On the wake of several changes in the boardroom, a new and exciting project was brought in comprising every level of the club. Handed the footballing reins was another Dutchman, Frank Rijkaard, whose team included players of the calibre of Ronaldinho, Deco and Samuel Eto'o. The former Ajax and AC Milan midfielder's crowning glory as Barça coach came in Paris in 2006, Ronaldinho and Co fighting back from a goal down against Arsenal to win European football's biggest trophy for the second time.

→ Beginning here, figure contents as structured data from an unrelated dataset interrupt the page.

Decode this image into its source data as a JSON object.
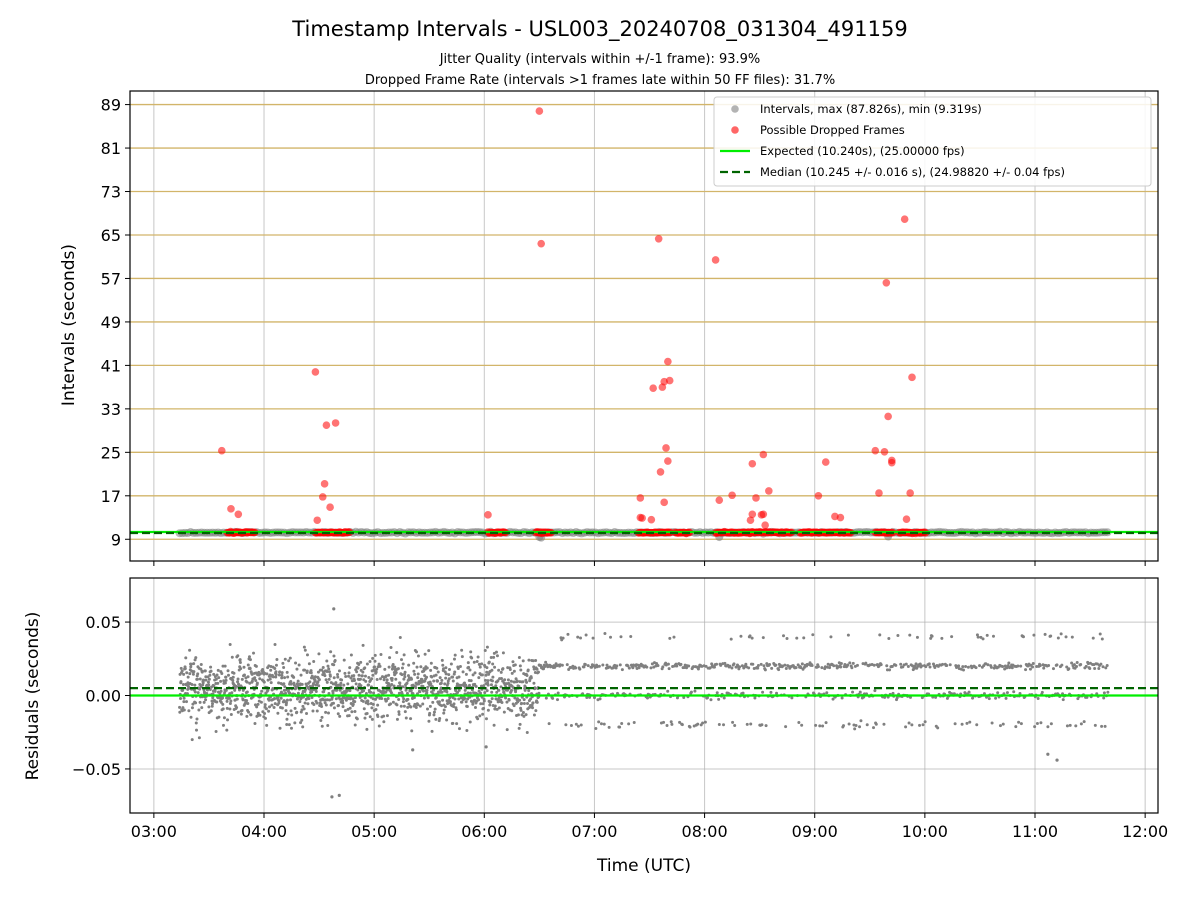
{
  "figure": {
    "title": "Timestamp Intervals - USL003_20240708_031304_491159",
    "subtitle_line1": "Jitter Quality (intervals within +/-1 frame): 93.9%",
    "subtitle_line2": "Dropped Frame Rate (intervals >1 frames late within 50 FF files): 31.7%"
  },
  "colors": {
    "intervals": "#808080",
    "dropped": "#ff0000",
    "expected": "#00ee00",
    "median": "#006400",
    "hline": "#d2b56a",
    "grid": "#b0b0b0"
  },
  "chart_data": [
    {
      "type": "scatter",
      "xlabel": "",
      "ylabel": "Intervals (seconds)",
      "ylim": [
        5,
        91.5
      ],
      "xlim": [
        "02:47",
        "12:07"
      ],
      "yticks": [
        9,
        17,
        25,
        33,
        41,
        49,
        57,
        65,
        73,
        81,
        89
      ],
      "yticklabels": [
        "9",
        "17",
        "25",
        "33",
        "41",
        "49",
        "57",
        "65",
        "73",
        "81",
        "89"
      ],
      "grid": true,
      "legend_position": "top-right",
      "legend": [
        {
          "label": "Intervals, max (87.826s), min (9.319s)",
          "kind": "marker",
          "color": "#808080"
        },
        {
          "label": "Possible Dropped Frames",
          "kind": "marker",
          "color": "#ff0000"
        },
        {
          "label": "Expected (10.240s), (25.00000 fps)",
          "kind": "line",
          "color": "#00ee00"
        },
        {
          "label": "Median (10.245 +/- 0.016 s), (24.98820 +/- 0.04 fps)",
          "kind": "dash",
          "color": "#006400"
        }
      ],
      "x_range_intervals": [
        "03:14",
        "11:40"
      ],
      "expected_y": 10.24,
      "median_y": 10.245,
      "dropped_clusters": [
        [
          "03:40",
          "03:55"
        ],
        [
          "04:28",
          "04:47"
        ],
        [
          "06:02",
          "06:12"
        ],
        [
          "06:28",
          "06:37"
        ],
        [
          "07:24",
          "07:42"
        ],
        [
          "07:44",
          "07:52"
        ],
        [
          "08:06",
          "08:48"
        ],
        [
          "08:52",
          "09:20"
        ],
        [
          "09:33",
          "09:43"
        ],
        [
          "09:46",
          "10:01"
        ]
      ],
      "series": [
        {
          "name": "Possible Dropped Frames",
          "points": [
            [
              "03:37",
              25.3
            ],
            [
              "03:42",
              14.6
            ],
            [
              "03:46",
              13.6
            ],
            [
              "04:28",
              39.8
            ],
            [
              "04:29",
              12.5
            ],
            [
              "04:32",
              16.8
            ],
            [
              "04:33",
              19.2
            ],
            [
              "04:34",
              30.0
            ],
            [
              "04:36",
              14.9
            ],
            [
              "04:39",
              30.4
            ],
            [
              "06:02",
              13.5
            ],
            [
              "06:30",
              87.8
            ],
            [
              "06:31",
              63.4
            ],
            [
              "07:25",
              16.6
            ],
            [
              "07:25",
              13.0
            ],
            [
              "07:26",
              12.9
            ],
            [
              "07:31",
              12.6
            ],
            [
              "07:32",
              36.8
            ],
            [
              "07:35",
              64.3
            ],
            [
              "07:36",
              21.4
            ],
            [
              "07:37",
              37.0
            ],
            [
              "07:38",
              15.8
            ],
            [
              "07:38",
              38.0
            ],
            [
              "07:39",
              25.8
            ],
            [
              "07:40",
              41.7
            ],
            [
              "07:40",
              23.4
            ],
            [
              "07:41",
              38.2
            ],
            [
              "08:06",
              60.4
            ],
            [
              "08:08",
              16.2
            ],
            [
              "08:15",
              17.1
            ],
            [
              "08:25",
              12.5
            ],
            [
              "08:26",
              13.6
            ],
            [
              "08:26",
              22.9
            ],
            [
              "08:28",
              16.6
            ],
            [
              "08:31",
              13.5
            ],
            [
              "08:32",
              13.6
            ],
            [
              "08:32",
              24.6
            ],
            [
              "08:33",
              11.6
            ],
            [
              "08:35",
              17.9
            ],
            [
              "09:02",
              17.0
            ],
            [
              "09:06",
              23.2
            ],
            [
              "09:11",
              13.2
            ],
            [
              "09:14",
              13.0
            ],
            [
              "09:33",
              25.3
            ],
            [
              "09:35",
              17.5
            ],
            [
              "09:38",
              25.1
            ],
            [
              "09:39",
              56.2
            ],
            [
              "09:40",
              31.6
            ],
            [
              "09:42",
              23.5
            ],
            [
              "09:42",
              23.1
            ],
            [
              "09:49",
              67.9
            ],
            [
              "09:50",
              12.7
            ],
            [
              "09:52",
              17.5
            ],
            [
              "09:53",
              38.8
            ]
          ]
        }
      ]
    },
    {
      "type": "scatter",
      "xlabel": "Time (UTC)",
      "ylabel": "Residuals (seconds)",
      "ylim": [
        -0.08,
        0.08
      ],
      "xlim": [
        "02:47",
        "12:07"
      ],
      "yticks": [
        0.05,
        0.0,
        -0.05
      ],
      "yticklabels": [
        "0.05",
        "0.00",
        "−0.05"
      ],
      "xticks": [
        "03:00",
        "04:00",
        "05:00",
        "06:00",
        "07:00",
        "08:00",
        "09:00",
        "10:00",
        "11:00",
        "12:00"
      ],
      "grid": true,
      "expected_y": 0.0,
      "median_y": 0.005,
      "noisy_period": [
        "03:14",
        "06:30"
      ],
      "banded_period": [
        "06:30",
        "11:40"
      ],
      "band_levels": [
        0.02,
        0.0,
        -0.02
      ],
      "outliers": [
        [
          "04:38",
          0.059
        ],
        [
          "04:37",
          -0.069
        ],
        [
          "04:41",
          -0.068
        ],
        [
          "05:21",
          -0.037
        ],
        [
          "06:01",
          -0.035
        ],
        [
          "11:07",
          -0.04
        ],
        [
          "11:12",
          -0.044
        ]
      ]
    }
  ]
}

This period would also be noteworthy for a act of social solidarity that continues to underline the club's motto of 'More than a club'. Barça signed an agreement with the United Nations Children's Fund (UNICEF) by which the first-team shirt, which has never previously worn a sponsor's name, would carry the organisation's logo. Nor did UNICEF have to pay for the privilege. On the contrary, the club agreed to donate 1.5 million euros per year to UNICEF's humanitarian projects.

The stadium
In the 1950s, when the number of Barça members soared, leaving the Les Corts stadium too small for the club's needs, work was started on a new stadium. The Camp Nou was inaugurated on 24 September 1957 and, after being renovated several times in the half century since, currently has an official capacity of 98,787. It is also one of only five stadiums given a five-star rating by UEFA.

Apart from Barcelona matches, during which the stands are often adorned by impressively choreographed routines, performed by card-waving fans, the Camp Nou has also played host to a number of international finals. The last of these was the Champions League final in 1999, while the venue also held the opening ceremony of the 1982 FIFA World Cup Spain™ and was a host stadium for the Olympic Football Tournament at Barcelona 1992.

And the mythical stadium is currently set for another facelift, with a futuristic and ambitious proposal from widely respected architect Norman Foster the one chosen after a fiercely contested bidding process. In keeping with the history of this glorious club, the results are expected to be spectacular.